Alone On Thanksgiving, By Design

[ PREFACE:  This is not a passive/aggressive blog post aimed at getting me invited to holiday dinners at random people's houses / family events / commercial buffets, so please don't take it that way. It's merely a single guy reflecting on why sometimes he enjoys being single and alone for the holidays ... and why sometimes he doesn't. Get it? Got it? Good.]

My parents divorced when I was four.  I have one older sister who was six, and a baby sister who was months old about the time the split happened, as far as I remember.

My Mom's parents were together for 55 years until her mom died in 1993.

My Dad's parents divorced before I was born. So I always had three sets of grandparents.  And two sets of parents.

And a fiance and/or girlfriend from the time I was 15.

So that made four, five or six destinations for holidays like Thanksgiving.  Depending on if my mom was with someone or not.

And I got so fucking tired of having to be at Point A and Time 1 and Point B and Time 2 and Point C and Time 3 and so on and so on ... when I became an adult, I picked on place to go every year and said screw the rest.

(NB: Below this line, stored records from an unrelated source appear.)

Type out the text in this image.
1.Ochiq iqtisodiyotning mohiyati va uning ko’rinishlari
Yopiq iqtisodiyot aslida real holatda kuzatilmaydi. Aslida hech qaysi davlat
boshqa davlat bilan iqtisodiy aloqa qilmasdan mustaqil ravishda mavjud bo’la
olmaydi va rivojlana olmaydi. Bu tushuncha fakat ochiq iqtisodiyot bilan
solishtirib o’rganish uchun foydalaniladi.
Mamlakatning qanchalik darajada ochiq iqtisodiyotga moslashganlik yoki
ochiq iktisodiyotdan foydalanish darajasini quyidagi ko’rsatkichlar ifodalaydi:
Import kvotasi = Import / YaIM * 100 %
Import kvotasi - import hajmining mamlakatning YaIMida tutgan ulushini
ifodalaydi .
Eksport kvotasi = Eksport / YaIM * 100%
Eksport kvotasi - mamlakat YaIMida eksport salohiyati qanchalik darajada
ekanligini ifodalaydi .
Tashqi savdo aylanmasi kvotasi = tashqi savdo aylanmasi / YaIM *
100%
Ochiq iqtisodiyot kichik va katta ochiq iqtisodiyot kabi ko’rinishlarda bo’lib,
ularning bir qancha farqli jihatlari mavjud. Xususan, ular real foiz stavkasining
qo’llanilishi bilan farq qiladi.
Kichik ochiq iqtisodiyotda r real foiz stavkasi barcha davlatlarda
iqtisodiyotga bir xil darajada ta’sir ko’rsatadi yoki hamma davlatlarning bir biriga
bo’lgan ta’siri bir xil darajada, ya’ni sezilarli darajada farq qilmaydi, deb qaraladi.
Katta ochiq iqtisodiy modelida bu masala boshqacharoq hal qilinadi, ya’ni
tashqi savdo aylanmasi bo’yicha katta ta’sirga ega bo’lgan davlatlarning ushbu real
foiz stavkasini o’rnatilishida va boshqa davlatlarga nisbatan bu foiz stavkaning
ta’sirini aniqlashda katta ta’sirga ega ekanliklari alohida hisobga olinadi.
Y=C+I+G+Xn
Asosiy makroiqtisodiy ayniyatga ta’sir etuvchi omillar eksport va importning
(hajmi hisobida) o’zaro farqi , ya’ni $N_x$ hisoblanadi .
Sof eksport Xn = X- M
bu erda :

As a 42-year-old, with an ex-wife, two sets of parents, four family units and various friends to visit on holidays such as this ... I choose to stay home, or go hit some restaurant offering a buffet. I put on the iPod, grab some reading material, and do my best to avoid every other single person on the planet while I project, in my head, the perfect Thanksgiving Dinner.

When I was three.

When my parents still were together.

When we were at my mom's parent's house.

Eating a traditional turkey/stuffing/potatoes/veggies dinner with pumpkin pie.

With Lions football on the TV.

With no need to leave and go anywhere.

No expectations to be anywhere else.

Eat any else's food.

Just one table. One meal. One family.

That's why I like to eat alone. I can still pretend to be there.

The only thing better than that was Thanksgiving with the mother of my daughter when we were dating/married. She always cooked up one hell of a feast. People came to us. Eventually, my mom and sister started coming to eat with us. After we divorced, I still went there because it was comforting to go one place for one meal with people I didn't fear or mistrust or worry about the ridicule that would eventually come.

For many years after we divorced, I still went out there. Even after she remarried and moved. Her new hubby and I get along great. He understood my issues. He was cool with me being there. He and I get along great.

Now they live 8 hours away. And between our work schedules, they're going out for dinner, and I can't make the trip. And I have no desire to have fish and lasagna in a non-traditional setting like my family is having.

So I'm back to drawing blanks.

Sure, I've had offers, including some from great friends here who will read this and wonder why I said no ... but trust me ... my saying no isn't an insult to you ... it's more me knowing I'd rather be alone, or in a big room of people I don't know and remain anonymous, than be the stranger to most at your dinner tables forced to answer questions as to why I'm alone at 42, and why I really don't want to spend the holiday with my nuclear family, in the three, four or five locations they gather.

And that's my call ... please don't feel slighted, and please don't judge me. I do what's good for me. I have to.

Sometimes, I just like being anonymous and silent and under the radar.  It hurts less.